Let $$\triangle ABC$$ and $$\triangle A'B'C'$$ be two triangles in the neutral plane such that $$AC = A'C'$$ and $$BC = B'C'$$. Then

$$AB < A'B'$$ if and only if $$|\measuredangle ACB| < |\measuredangle A'C'B'|$$.

Proof Without loss of generality, we may assume that $$A = A'$$, $$C = C'$$, and $$\measuredangle ACB$$, $$\measuredangle ACB' \ge 0$$. In this case we need to show that

$$AB < AB' \Leftrightarrow \measuredangle ACB < \measuredangle ACB'.$$

Choose a point $$X$$ so that

$$\measuredangle ACX = \dfrac{1}{2} \cdot (\measuredangle ACB + \measuredangle ACB').$$

Note that

• $$(CX)$$ bisects $$\angle BCB'$$.
• $$(CX)$$ is the perpendicular bisector of $$[BB']$$.
• $$A$$ and $$B$$ lie on the same side of $$(CX)$$ if and only if

$$\measuredangle ACB < \measuredangle ACB'$$.

From Exercise 5.2.1, $$A$$ and $$B$$ lie on the same side of $$(CX)$$ if and only if $$AB < AB'$$. Hence the result.

Theorem $$\PageIndex{1}$$

Let $$\triangle ABC$$ be a triangle in the neutral plane. Then

$$|\measuredangle ABC| + |\measuredangle BCA| + |\measuredangle CAB| \le \pi.$$

The following proof is due to Legendre , earler proofs were due to Saccheri  and Lambert .

Proof

Set

$$\begin{array} {rclcrclcrcl} {a} & = & {BC,} & \ \ \ \ \ & {b} & = & {CA,} & \ \ \ \ \ & {c} & = & {AB,} \\ {\alpha} & = & {\measuredangle CAB,} & \ \ \ \ \ & {\beta} & = & {\measuredangle ABC,} & \ \ \ \ \ & {\gamma} & = & {\measuredangle BCA.} \end{array}$$

Without loss of generality, we may assume that $$\alpha, \beta, \gamma \ge 0$$. Fix a positive integer $$n$$. Consider the points $$A_0, A_1, ..., A_n$$ on the half-line $$[BA)$$, such that $$BA_i = i \cdot c$$ for each $$i$$. (In particular, $$A_0 = B$$ and $$A_1 = A$$.) Let us construct the points $$C_1, C_2, ..., C_n$$, so that $$\measuredangle A_iA_{i-1}C_i = \beta$$ and $$A_{i-1} C_i = a$$ for each $$i$$.

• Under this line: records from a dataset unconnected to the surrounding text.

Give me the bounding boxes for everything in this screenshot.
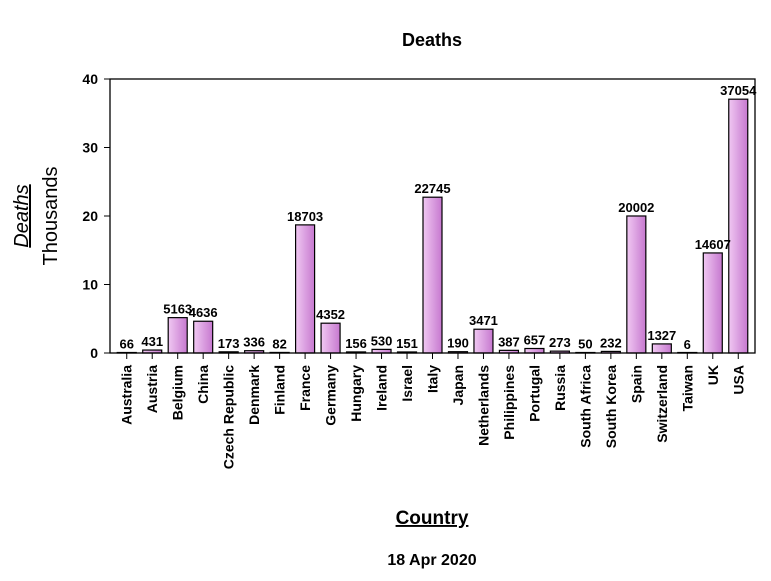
x-tick-label: Australia <box>119 365 135 425</box>
bar-china <box>193 320 214 354</box>
x-tick-label: Philippines <box>501 365 517 440</box>
value-label: 156 <box>345 336 367 351</box>
value-label: 3471 <box>469 313 498 328</box>
value-label: 530 <box>371 333 393 348</box>
value-label: 173 <box>218 336 240 351</box>
x-tick-label: South Korea <box>603 365 619 448</box>
y-axis-label: Deaths <box>11 184 33 247</box>
chart-title: Deaths <box>402 30 462 50</box>
x-tick-label: Finland <box>272 365 288 415</box>
value-label: 37054 <box>720 83 757 98</box>
x-tick-label: Netherlands <box>475 365 491 446</box>
value-label: 18703 <box>287 209 323 224</box>
x-tick-label: Czech Republic <box>221 365 237 469</box>
value-label: 22745 <box>414 181 450 196</box>
bar-netherlands <box>473 328 494 354</box>
x-tick-label: Spain <box>628 365 644 403</box>
x-tick-label: Denmark <box>246 365 262 425</box>
value-label: 4352 <box>316 307 345 322</box>
value-label: 1327 <box>647 328 676 343</box>
value-label: 66 <box>120 337 134 352</box>
value-label: 336 <box>243 335 265 350</box>
x-axis-label: Country <box>396 508 469 529</box>
y-axis-unit: Thousands <box>40 167 62 266</box>
x-tick-label: Japan <box>450 365 466 405</box>
x-tick-label: China <box>195 365 211 404</box>
value-label: 50 <box>578 337 592 352</box>
x-tick-label: Portugal <box>526 365 542 422</box>
y-tick-label: 20 <box>82 208 98 224</box>
bar-italy <box>422 196 443 354</box>
value-label: 20002 <box>618 200 654 215</box>
value-label: 657 <box>524 332 546 347</box>
bar-portugal <box>524 347 545 354</box>
x-tick-label: Belgium <box>170 365 186 420</box>
value-label: 5163 <box>163 302 192 317</box>
value-label: 82 <box>272 336 286 351</box>
y-tick-label: 30 <box>82 140 98 156</box>
value-label: 190 <box>447 336 469 351</box>
bar-france <box>295 224 316 354</box>
x-tick-label: UK <box>705 365 721 385</box>
y-tick-label: 0 <box>90 345 98 361</box>
x-tick-label: USA <box>730 365 746 395</box>
plot-frame <box>109 78 756 354</box>
bar-germany <box>320 322 341 354</box>
x-tick-label: South Africa <box>577 365 593 448</box>
x-tick-label: France <box>297 365 313 411</box>
x-tick-label: Austria <box>144 365 160 413</box>
bar-uk <box>702 252 723 354</box>
x-tick-label: Taiwan <box>679 365 695 411</box>
y-tick-label: 10 <box>82 277 98 293</box>
x-tick-label: Germany <box>323 365 339 426</box>
value-label: 151 <box>396 336 418 351</box>
bar-usa <box>728 98 749 354</box>
value-label: 14607 <box>695 237 731 252</box>
bar-spain <box>626 215 647 354</box>
bar-switzerland <box>651 343 672 354</box>
y-tick-label: 40 <box>82 71 98 87</box>
x-tick-label: Israel <box>399 365 415 402</box>
value-label: 4636 <box>189 305 218 320</box>
date-caption: 18 Apr 2020 <box>387 552 476 569</box>
value-label: 6 <box>684 337 691 352</box>
value-label: 387 <box>498 334 520 349</box>
value-label: 273 <box>549 335 571 350</box>
x-tick-label: Ireland <box>374 365 390 411</box>
bar-belgium <box>167 317 188 354</box>
x-tick-label: Russia <box>552 365 568 411</box>
value-label: 431 <box>141 334 163 349</box>
x-tick-label: Italy <box>425 365 441 393</box>
x-tick-label: Switzerland <box>654 365 670 443</box>
x-tick-label: Hungary <box>348 365 364 422</box>
value-label: 232 <box>600 335 622 350</box>
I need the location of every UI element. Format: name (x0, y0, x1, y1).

By SAS, we have constructed n congruent triangles

$$\triangle ABC = \triangle A_1A_0C_1 \cong \triangle A_2A_1C_2 \cong ... \cong \triangle A_nA_{n-1} C_n.$$

Set $$d = C_1C_2$$ and $$\delta = \measuredangle C_2A_1C_1$$. Note that

$\alpha + \beta + \delta = \pi.$

By Proposition 11.2.1, we get that $$\Delta \ge 0$$.

By construction

$$\triangle A_1C_1C_2 \cong \triangle A_2C_2C_3 \cong ... \cong \triangle A_{n - 1} C_{n - 1} C_n.$$

In particular, $$C_i C_{i + 1} = d$$ for each $$i$$.

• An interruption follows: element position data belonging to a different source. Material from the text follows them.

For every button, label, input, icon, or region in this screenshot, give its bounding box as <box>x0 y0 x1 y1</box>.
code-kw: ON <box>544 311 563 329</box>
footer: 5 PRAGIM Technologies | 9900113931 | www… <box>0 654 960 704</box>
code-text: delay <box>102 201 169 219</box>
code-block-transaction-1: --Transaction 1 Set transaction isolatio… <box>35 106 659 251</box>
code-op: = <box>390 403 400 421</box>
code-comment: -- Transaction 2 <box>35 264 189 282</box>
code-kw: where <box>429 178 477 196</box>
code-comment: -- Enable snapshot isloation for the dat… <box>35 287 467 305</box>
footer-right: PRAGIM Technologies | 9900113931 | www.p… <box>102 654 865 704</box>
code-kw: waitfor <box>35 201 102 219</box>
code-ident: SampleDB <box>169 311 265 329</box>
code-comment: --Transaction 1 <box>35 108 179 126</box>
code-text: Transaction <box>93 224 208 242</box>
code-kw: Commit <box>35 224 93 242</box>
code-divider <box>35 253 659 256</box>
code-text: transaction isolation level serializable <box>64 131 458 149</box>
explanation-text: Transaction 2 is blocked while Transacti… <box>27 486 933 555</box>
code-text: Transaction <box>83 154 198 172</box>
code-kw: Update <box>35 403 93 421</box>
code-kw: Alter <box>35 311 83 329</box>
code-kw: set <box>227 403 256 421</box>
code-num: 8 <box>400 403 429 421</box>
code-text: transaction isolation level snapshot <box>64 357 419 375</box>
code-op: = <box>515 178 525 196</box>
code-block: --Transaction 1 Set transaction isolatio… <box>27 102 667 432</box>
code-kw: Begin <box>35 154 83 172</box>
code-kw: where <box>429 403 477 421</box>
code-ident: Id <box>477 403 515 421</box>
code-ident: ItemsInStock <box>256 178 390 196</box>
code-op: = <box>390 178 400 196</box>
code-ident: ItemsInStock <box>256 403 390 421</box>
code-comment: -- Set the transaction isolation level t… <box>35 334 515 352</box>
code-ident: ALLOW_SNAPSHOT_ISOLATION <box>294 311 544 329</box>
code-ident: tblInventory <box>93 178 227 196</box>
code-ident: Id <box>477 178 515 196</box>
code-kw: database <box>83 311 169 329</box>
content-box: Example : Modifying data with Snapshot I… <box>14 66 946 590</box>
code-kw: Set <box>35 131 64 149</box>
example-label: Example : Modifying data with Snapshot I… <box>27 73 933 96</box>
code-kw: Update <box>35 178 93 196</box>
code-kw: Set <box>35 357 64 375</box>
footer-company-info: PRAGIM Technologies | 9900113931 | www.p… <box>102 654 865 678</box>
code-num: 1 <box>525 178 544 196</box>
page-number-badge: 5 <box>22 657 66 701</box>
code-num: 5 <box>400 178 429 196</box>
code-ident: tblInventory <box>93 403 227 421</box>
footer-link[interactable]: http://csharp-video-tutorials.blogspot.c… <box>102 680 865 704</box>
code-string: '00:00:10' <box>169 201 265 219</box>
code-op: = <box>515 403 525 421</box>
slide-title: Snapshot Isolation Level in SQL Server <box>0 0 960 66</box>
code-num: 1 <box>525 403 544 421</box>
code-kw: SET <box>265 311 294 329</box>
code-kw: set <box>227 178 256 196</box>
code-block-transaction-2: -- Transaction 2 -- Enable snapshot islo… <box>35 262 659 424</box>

By repeated application of the triangle inequality, we get that

$$\begin{array} {rcl} {n \cdot c} & = & {A_0A_n \le} \\ {} & \le & {A_0 C_1 + C_1 C_2 + \cdots + C_{n - 1} C_n + C_n A_n =} \\ {} & = & {a + (n - 1) \cdot d + b.} \end{array}$$

In particular,

$$c \le d + \dfrac{1}{n} \cdot (a + b - d).$$

Since $$n$$ is arbitrary positive integer, the latter implies $$c \le d$$. By Proposition $$\PageIndex{1}$$, it is equivalent to

$$\gamma \le \delta.$$

From 11.3.1, the theorem follows.

Exercise $$\PageIndex{1}$$

Let $$ABCD$$ be a quadrangle in the neutral plane. Suppose that the angles $$DAB$$ and $$ABC$$ are right. Show that $$AB \le CD$$.

Hint

Set $$a = AB, b = BC, c = CD$$, and $$d = DA$$; we nned to show that $$c \ge a$$.

Mimic the proof of Theorem $$\PageIndex{1}$$ for the shown fence made from copies of quadrangle $$ABCD$$.